Beauty or Bucks? ‘Penelope’ Answers the Classic Question

Mariam Grigoryan

Finally a romantic fairy tale without any cheesy acting or corny lines. A true use of imagination.

Most viewers are familiar with the “Beauty and the Beast,” the toad who was actually a prince, and even Shrek. This particular fairy tale is somewhat more modern but the concept remains: to break a spell or curse one must find true love.

“Penelope”, directed by Mark Palansky, written by Leslie Caveny, is a story of a girl who is born with a snout due to a family curse which was bestowed on her by a witch.
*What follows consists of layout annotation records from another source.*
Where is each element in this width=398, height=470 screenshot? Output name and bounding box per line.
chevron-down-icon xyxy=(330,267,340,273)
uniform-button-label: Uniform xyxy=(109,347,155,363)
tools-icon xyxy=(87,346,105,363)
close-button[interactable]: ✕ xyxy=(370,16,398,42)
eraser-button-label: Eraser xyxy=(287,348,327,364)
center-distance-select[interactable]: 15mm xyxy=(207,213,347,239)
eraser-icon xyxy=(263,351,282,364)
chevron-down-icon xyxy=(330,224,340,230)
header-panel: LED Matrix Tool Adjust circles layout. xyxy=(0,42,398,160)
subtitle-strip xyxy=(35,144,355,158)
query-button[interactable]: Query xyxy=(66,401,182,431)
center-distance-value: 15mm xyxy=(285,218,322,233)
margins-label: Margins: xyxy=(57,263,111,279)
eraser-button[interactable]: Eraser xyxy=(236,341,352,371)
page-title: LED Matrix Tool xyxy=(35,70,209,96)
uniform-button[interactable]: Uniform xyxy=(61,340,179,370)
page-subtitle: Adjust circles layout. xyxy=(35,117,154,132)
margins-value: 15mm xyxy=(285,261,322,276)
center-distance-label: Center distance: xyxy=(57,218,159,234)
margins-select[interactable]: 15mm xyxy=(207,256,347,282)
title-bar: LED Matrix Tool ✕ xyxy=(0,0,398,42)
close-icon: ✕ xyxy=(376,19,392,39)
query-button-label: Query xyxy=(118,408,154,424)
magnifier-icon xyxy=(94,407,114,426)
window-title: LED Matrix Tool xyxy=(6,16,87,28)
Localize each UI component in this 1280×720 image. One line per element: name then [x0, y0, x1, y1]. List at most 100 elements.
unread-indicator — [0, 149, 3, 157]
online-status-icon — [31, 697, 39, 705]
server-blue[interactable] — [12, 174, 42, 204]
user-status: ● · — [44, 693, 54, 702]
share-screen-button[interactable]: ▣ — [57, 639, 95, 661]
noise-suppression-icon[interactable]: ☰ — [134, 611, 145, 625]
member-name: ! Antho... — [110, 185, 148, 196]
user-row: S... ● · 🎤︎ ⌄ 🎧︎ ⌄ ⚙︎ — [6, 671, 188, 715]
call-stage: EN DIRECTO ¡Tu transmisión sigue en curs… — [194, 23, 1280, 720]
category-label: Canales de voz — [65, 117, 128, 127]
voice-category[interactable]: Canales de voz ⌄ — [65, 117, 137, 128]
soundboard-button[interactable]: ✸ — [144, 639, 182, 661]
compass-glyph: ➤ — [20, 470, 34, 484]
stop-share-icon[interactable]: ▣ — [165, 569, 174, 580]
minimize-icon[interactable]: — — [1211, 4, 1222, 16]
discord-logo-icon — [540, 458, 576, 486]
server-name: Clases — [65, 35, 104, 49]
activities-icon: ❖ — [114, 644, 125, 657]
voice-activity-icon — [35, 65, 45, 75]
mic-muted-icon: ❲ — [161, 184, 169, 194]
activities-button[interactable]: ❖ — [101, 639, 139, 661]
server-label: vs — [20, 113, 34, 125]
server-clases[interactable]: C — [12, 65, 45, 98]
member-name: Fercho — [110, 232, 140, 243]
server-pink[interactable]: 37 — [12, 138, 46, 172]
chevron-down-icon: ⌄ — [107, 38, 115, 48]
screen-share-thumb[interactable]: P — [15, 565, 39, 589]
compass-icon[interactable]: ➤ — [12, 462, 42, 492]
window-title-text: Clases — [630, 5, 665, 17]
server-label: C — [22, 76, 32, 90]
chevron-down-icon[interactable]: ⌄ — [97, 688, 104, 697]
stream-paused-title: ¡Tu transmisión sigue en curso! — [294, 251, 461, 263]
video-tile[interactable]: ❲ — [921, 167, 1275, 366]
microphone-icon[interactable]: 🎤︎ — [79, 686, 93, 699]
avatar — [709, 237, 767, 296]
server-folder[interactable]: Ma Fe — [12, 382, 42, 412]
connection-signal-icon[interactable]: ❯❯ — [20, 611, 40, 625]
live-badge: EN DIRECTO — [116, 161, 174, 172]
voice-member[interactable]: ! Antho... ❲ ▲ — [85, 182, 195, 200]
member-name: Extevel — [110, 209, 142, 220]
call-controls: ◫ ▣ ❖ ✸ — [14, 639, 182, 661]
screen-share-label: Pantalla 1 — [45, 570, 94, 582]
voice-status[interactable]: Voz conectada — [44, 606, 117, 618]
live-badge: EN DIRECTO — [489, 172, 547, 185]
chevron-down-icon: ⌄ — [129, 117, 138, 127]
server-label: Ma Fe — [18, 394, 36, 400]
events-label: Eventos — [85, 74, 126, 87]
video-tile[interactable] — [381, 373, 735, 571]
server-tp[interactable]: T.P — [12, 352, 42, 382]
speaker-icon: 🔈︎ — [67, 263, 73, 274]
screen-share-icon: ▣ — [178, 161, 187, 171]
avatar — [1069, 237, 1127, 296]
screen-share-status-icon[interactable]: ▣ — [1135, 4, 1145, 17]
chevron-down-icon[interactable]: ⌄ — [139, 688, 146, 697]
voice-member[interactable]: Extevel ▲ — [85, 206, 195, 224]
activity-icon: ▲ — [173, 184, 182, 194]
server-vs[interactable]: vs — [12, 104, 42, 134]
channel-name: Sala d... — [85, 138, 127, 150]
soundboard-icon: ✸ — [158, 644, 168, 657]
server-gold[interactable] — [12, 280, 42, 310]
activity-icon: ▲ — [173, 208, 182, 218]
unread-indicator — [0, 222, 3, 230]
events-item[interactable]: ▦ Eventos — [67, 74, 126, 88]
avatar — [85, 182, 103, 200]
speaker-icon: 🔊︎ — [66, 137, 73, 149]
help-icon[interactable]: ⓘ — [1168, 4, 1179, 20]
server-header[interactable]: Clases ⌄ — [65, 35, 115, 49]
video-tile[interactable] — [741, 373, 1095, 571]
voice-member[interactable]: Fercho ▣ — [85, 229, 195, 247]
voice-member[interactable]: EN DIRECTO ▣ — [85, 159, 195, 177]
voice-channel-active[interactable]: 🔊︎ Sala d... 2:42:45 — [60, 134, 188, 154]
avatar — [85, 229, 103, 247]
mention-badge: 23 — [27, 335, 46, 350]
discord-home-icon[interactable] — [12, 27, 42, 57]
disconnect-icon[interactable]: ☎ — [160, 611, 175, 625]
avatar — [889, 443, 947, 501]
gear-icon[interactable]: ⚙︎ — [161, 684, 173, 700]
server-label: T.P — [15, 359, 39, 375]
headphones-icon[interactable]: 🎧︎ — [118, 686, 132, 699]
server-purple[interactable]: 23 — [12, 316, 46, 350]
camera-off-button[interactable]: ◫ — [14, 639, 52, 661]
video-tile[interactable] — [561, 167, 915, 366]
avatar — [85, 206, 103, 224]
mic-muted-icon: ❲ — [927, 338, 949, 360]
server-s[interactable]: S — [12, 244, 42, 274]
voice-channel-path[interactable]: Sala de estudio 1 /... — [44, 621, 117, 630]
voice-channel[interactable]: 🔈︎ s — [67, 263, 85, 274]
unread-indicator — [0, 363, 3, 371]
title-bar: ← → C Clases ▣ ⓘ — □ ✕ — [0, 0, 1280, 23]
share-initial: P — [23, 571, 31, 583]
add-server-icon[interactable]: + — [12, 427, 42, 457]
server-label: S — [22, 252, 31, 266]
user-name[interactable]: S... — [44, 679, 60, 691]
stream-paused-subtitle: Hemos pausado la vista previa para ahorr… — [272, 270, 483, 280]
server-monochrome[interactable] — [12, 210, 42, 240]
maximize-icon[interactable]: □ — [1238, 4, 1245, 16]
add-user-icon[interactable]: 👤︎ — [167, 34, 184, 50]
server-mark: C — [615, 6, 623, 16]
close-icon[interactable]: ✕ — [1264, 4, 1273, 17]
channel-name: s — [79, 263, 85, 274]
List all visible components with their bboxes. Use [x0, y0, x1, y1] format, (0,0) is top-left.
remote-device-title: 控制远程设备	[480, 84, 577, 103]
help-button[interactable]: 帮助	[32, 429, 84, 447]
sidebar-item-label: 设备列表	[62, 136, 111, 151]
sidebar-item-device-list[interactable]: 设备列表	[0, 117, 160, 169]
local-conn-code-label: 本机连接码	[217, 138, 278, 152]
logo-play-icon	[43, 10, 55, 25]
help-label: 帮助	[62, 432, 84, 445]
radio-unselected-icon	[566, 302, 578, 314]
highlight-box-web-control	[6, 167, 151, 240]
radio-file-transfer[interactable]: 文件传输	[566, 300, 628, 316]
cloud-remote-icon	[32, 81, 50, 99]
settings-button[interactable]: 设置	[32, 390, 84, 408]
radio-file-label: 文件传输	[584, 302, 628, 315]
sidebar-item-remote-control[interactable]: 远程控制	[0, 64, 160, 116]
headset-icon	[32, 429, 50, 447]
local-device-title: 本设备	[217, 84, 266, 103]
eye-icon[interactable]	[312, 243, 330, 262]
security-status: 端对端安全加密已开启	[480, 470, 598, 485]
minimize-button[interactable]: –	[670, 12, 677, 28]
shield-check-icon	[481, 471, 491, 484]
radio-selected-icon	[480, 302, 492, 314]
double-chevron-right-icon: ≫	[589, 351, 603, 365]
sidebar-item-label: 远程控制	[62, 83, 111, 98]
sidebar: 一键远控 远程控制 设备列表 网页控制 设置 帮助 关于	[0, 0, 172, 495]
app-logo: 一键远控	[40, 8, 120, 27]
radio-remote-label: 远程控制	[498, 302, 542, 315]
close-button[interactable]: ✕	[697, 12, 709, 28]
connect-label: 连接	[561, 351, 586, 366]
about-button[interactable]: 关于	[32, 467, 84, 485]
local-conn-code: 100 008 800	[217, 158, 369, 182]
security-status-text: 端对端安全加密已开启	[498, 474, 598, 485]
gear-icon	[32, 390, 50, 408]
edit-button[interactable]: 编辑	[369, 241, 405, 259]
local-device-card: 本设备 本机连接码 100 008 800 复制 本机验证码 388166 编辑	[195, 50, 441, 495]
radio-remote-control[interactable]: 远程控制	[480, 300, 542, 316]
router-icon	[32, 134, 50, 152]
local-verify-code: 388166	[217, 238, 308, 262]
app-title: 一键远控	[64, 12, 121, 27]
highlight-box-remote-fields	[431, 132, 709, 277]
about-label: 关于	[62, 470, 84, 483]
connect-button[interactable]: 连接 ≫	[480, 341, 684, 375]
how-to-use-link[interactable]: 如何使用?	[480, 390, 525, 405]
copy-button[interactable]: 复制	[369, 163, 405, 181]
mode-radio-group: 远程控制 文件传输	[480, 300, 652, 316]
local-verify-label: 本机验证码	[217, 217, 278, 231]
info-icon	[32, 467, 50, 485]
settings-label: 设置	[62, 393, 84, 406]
To break this curse and acquire her natural looks she must find “one of her own kind,” a blueblood such as herself, or so she assumed.

After a draining number of eligible bachelors, selected by her mother (Catherine O’Hara), who jumped out the window from the shock of her appearance, Penelope (Christiana Ricci) was on verge of giving up. Then came along Max (James McAvoy), who made quite an impression on all and surprisingly did not run away. However, when Penelope proposes to Max, he mysteriously refuses and disappears. Meanwhile Penelope, tired of the pressure from her mother and the rejection, flees to the big city where she finds the world not as cruel as her mother portrayed it,-but a colorful and adventurous place.

There Penelope meets her first friend Annie (Reese Witherspoon), an opinionated but kind-hearted girl who seems to know plenty about the city and life itself, and meets Max. Who after struggling with his gambling issues, finds a decent job and begins to pursue his old passion- the piano. After both Penelope and Max overcome their obstacles and several ordeals they reunite to find their love rekindled.

Even with a predictable ending, its contents, characters and soundtrack make up for it. O’Hara does a spectacular job of depicting the overbearing, overprotective mother. I could not think of a more suitable actress for the role.

McAvoy’s character is also very endearing and heartfelt. His nonchalant looks personify his character’s struggling protagonist. McAvoy, nominated Best Leading Actor for his recent film “Atonement” at the Academy Awards, won over the audience the second his character comes on screen.

Not to mention Christina Ricci, who’s heroine the audience cannot help but cheer on. The antagonist, Edward Vanderman Jr. (Simon Woods), plans to reveal Penelope’s secret and his plot to turn the public against her only backfires.

The only characters not fully developed were the father (Richard E. Grant) and Annie (Reese Witherspoon), although they were just as equally well played.

The soundtrack is melodic, with numbers such as “Waking life” by Schuyler Fisk and “Your Disguise” by James Greenspun.

Overall a great comedy, the cast from Reese Witherspoon (Legally Blond) to Ricci (Cursed) gave a wonderful performance. Although not an original story line, Palansky, an upcoming director, did an outstanding job with the cast, making it stand out with humor and sarcasm.

A Summit Entertainment film, running 1 hr. 42 min., “Penelope” is rated PG for Thematic elements and some innuendo and language. Opened in theaters 02/29/08.